Когда все таким образом привыкли к своему положению и даже начали говорить, что все равно – двух смертей не бывать, а одной не миновать, из Петербурга от Прохора Сазоныча прилетела наконец давно ожидаемая телеграмма, гласившая: «Сегодня Лаптев выезжает с Прейном и Блиновым. Заводных приготовьте пятнадцать троек».
– Ну, началось! – простонал Родион Антоныч, чувствуя, как у него подгибаются колени со страху.
– Пятнадцать троек! – думала вслух Раиса Павловна, перечитывая телеграмму. – Это целая орда сюда валит. От Петербурга до Москвы сутки, от Москвы до Нижнего сутки, от Нижнего до Казани – двое, от Казани по Волге, потом по Каме и по Белой – трое суток… Итого, неделя ровно. Да от Белой до Кукарского завода двести тридцать верст – тоже сутки. Через восемь дней, следовательно, все будут здесь. Слышите, Родион Антоныч?
– Ох, слышу, все слышу…
– У вас все будет готово?
– Все, все… Не знаю, как на других заводах, а у нас все…
– Да нам до других заводов дела нет; там свои управители есть, и пусть отдуваются. Да Лаптев едва ли и поедет от нас… Нам придется за всех здесь муку принимать.
– Точно так-с. Майзель уж собрал лесообъездчиков со всех сторон и мундиры им заказал… Около Куржака медвежью берлогу отыскали, матерая медведица с двумя медвежатами ходит. Под Заозерным оленей сказывают.
– Значит, отлично на первый раз. А как театр?
– Это уж Сарматов орудует…
– Главное: костюмы… понимаете? У Наташи Шестеркиной плечи хорошие, ну, ее декольтируем, а Кануниикову в русском сарафане покажем. Я за этим сама наблюду.

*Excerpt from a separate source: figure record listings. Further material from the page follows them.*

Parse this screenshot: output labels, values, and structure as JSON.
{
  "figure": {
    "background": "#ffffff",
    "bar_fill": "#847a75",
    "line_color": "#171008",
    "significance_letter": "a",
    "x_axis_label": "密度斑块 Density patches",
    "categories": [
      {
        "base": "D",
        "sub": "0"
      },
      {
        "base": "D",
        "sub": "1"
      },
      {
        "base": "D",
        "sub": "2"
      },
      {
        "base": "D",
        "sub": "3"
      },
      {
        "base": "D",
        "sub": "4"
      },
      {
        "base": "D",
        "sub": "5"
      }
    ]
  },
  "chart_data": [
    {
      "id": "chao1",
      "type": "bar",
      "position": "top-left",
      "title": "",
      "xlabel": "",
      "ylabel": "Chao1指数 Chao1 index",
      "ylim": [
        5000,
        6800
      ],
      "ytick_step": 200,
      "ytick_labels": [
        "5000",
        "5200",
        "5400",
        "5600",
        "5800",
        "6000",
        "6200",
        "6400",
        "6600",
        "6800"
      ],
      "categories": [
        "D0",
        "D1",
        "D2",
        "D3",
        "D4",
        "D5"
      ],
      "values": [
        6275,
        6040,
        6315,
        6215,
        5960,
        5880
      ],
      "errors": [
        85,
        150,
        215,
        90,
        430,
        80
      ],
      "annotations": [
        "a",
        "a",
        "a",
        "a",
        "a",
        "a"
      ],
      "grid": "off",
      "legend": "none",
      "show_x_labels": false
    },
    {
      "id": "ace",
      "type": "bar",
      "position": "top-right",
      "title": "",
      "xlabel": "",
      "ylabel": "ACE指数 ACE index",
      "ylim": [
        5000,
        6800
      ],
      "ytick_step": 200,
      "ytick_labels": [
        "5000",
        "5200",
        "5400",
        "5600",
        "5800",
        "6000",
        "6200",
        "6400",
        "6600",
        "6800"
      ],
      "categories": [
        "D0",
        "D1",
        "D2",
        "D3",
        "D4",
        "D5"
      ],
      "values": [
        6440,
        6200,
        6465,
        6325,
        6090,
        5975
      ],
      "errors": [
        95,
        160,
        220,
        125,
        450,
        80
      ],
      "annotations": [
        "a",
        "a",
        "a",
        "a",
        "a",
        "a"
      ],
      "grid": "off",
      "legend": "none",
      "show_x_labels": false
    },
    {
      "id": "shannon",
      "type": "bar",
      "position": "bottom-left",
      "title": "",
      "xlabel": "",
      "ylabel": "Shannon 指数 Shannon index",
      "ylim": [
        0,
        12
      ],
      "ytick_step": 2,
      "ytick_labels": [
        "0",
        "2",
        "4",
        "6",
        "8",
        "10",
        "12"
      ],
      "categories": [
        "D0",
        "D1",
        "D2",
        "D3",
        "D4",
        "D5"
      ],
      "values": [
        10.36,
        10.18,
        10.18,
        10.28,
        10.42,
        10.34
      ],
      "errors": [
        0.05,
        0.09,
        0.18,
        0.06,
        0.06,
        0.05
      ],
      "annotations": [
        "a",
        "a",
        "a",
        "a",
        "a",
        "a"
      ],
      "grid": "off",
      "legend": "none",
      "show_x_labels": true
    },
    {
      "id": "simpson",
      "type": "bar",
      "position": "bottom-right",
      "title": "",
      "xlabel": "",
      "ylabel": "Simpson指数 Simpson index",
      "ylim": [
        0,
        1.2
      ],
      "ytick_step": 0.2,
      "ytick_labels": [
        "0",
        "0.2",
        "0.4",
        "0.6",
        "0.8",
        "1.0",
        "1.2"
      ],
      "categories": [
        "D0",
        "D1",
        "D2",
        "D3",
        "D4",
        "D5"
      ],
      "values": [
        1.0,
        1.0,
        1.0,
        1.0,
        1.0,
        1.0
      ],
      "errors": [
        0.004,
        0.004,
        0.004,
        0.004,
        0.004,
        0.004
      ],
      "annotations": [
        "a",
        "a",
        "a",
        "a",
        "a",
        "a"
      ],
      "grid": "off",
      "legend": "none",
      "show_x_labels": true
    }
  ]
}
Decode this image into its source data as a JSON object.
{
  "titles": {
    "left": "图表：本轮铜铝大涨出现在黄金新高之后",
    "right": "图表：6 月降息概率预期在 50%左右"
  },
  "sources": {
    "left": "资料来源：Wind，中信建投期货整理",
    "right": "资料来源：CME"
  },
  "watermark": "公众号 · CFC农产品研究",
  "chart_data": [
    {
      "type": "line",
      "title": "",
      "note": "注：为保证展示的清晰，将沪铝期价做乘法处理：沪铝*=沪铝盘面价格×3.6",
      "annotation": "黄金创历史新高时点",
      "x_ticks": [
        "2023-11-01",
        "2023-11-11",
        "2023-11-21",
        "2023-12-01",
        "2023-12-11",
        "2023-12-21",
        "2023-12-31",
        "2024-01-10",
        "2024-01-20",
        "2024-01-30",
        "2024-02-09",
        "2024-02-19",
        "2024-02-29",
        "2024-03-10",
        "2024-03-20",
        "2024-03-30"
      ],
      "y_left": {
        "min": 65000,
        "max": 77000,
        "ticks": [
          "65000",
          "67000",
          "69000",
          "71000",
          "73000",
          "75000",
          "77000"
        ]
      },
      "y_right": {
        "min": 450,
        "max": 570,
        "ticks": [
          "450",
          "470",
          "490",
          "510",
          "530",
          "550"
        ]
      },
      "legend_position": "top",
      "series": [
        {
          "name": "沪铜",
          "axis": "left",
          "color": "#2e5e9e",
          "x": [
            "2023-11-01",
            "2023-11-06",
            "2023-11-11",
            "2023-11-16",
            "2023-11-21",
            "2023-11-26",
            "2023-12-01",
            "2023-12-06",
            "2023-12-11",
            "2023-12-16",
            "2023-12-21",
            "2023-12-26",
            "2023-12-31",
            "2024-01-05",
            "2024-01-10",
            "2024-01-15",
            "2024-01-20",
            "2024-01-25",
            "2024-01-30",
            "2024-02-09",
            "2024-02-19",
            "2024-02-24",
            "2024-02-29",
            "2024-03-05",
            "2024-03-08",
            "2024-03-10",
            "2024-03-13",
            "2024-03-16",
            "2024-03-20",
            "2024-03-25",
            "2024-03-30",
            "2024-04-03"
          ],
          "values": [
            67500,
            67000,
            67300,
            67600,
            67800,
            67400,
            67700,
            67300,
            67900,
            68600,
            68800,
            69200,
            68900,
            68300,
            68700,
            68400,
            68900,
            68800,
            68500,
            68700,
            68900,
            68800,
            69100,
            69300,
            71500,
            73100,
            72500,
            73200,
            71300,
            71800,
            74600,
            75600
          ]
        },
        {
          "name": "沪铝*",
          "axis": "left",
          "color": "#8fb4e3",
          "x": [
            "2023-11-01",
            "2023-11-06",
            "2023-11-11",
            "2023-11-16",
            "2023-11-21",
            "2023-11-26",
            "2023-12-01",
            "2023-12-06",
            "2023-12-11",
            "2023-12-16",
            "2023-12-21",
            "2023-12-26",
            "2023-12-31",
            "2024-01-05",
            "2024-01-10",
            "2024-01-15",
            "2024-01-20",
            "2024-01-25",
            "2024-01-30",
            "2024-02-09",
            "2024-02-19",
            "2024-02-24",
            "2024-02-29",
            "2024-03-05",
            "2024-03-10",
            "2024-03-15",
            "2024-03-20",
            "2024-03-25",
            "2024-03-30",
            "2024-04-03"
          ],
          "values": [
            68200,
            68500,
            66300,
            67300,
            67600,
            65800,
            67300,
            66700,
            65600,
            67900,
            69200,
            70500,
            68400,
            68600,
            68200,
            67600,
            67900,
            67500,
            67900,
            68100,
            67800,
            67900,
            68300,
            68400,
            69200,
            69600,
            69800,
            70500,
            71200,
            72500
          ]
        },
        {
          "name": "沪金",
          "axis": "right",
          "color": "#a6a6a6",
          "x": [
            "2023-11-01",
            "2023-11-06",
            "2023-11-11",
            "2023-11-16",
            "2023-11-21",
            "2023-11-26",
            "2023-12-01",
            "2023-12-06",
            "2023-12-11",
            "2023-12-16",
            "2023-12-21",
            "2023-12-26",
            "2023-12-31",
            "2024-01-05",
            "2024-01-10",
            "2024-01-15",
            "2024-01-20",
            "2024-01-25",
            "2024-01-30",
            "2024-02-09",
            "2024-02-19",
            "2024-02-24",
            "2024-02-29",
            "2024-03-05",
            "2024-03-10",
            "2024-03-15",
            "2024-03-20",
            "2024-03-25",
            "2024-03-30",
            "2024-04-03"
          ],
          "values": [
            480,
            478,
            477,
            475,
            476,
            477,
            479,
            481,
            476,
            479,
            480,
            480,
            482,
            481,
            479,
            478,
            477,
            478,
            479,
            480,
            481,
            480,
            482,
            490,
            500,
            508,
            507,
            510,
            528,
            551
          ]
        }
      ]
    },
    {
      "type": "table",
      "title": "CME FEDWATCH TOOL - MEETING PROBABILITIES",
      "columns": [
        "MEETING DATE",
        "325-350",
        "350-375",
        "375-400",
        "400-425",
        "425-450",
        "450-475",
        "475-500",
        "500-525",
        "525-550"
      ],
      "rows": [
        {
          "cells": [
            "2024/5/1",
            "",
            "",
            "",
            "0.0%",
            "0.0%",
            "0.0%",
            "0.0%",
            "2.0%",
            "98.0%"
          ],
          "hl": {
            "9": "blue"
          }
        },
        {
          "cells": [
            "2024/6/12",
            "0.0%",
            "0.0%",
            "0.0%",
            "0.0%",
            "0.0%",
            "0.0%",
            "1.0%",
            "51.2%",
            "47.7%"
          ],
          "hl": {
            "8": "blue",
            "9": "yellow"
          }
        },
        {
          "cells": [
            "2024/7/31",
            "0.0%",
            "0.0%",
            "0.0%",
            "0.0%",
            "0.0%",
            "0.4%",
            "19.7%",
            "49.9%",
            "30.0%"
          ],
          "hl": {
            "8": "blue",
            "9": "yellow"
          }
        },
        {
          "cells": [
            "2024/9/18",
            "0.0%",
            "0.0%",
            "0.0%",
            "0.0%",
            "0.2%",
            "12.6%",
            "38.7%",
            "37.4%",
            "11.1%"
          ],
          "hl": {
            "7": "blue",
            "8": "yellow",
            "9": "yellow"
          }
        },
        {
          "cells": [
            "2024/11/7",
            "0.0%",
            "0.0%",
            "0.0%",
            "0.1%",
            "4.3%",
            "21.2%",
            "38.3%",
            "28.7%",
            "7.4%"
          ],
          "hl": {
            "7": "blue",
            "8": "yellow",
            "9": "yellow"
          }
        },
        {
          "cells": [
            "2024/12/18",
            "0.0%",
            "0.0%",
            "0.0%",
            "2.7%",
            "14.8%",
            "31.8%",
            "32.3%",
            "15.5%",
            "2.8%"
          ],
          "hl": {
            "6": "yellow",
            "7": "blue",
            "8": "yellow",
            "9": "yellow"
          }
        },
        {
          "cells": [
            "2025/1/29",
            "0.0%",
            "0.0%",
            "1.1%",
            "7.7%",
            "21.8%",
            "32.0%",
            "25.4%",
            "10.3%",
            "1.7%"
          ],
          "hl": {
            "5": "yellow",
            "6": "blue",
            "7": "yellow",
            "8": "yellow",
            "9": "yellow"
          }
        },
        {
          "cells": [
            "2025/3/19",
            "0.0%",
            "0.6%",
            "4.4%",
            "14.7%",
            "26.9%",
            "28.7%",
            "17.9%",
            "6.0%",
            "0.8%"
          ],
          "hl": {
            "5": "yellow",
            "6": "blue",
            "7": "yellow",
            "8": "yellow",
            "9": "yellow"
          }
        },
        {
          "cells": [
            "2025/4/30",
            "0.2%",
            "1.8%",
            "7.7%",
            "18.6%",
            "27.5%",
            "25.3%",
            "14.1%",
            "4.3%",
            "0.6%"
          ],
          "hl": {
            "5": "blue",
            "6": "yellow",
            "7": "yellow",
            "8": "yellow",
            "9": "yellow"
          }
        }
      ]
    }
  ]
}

– Вот я хотел вам сказать, Раиса Павловна, насчет Лукерьи Витальевны… Барышня совсем заневестилась и по всем статьям вышла. Вот бы показать на сцене-то.
– Молода еще она для сцены, сробеет… – уклончиво ответила Раиса Павловна, что-то обдумывая про себя.
– И даже нисколько не сробеют… Я их как-то видел: так и наливаются, вроде как малина! Ей-богу!
– Ну, это уж мое дело. Пусть ее наливается, а для сцены она не годится: совсем еще девчонка девчонкой… Плечи узенькие, тут (Раиса Павловна сделала выразительный жест рукой) ничего нет.
– Ватки бы подложить да пажиком бы и показать. Хе-хе. Они точно что из себя субтильные, а может, это и нужно будет. Господская душа – потемки, сударыня. Ах, все я вам забываю доложить, – понизив тон, продолжал Родион Антоныч, – родитель-то Гликерии Витальевны…
– Запил?
– Даже весьма. Точно назло: все стараются, всякий по своей части из кожи лезут, а он мертвую закладывает. Приступа даже нет… А вдруг Евгений Константиныч захотят заводские школы осмотреть? «Где инспектор?» А у них даже костюма подходящего нет…
– Костюм нужно сшить, да приставьте к нему садовника Абрама, чтобы день и ночь караулил. Да еще не забудьте сказать доктору, чтобы прописал чего-нибудь: хлорала или нашатырного спирта.
– Слушаю-с.
Родион Антоныч хотел уходить, но вернулся и конфиденциально сообщил:
– А Вершинин-то, Раиса Павловна, с Тетюевым да с Майзелем хотят контру устроить Платону Васильичу… И Сарматов с Дымцевичем туда же.
– Подлецы! Ах, да все они на одну колодку выкроены. Тетюева видели? Доволен?..
– Издальки видел… Веселый такой едет на новой лошади. Серая, в яблоках…
– Ну, и пусть его повеселится, а вы тоже не печальтесь.
– Я, Раиса Павловна, не печалюсь: двух смертей не бывать…
– То-то и есть. Гусей по осени считают, и хорошо только то, что хорошо кончается… Так?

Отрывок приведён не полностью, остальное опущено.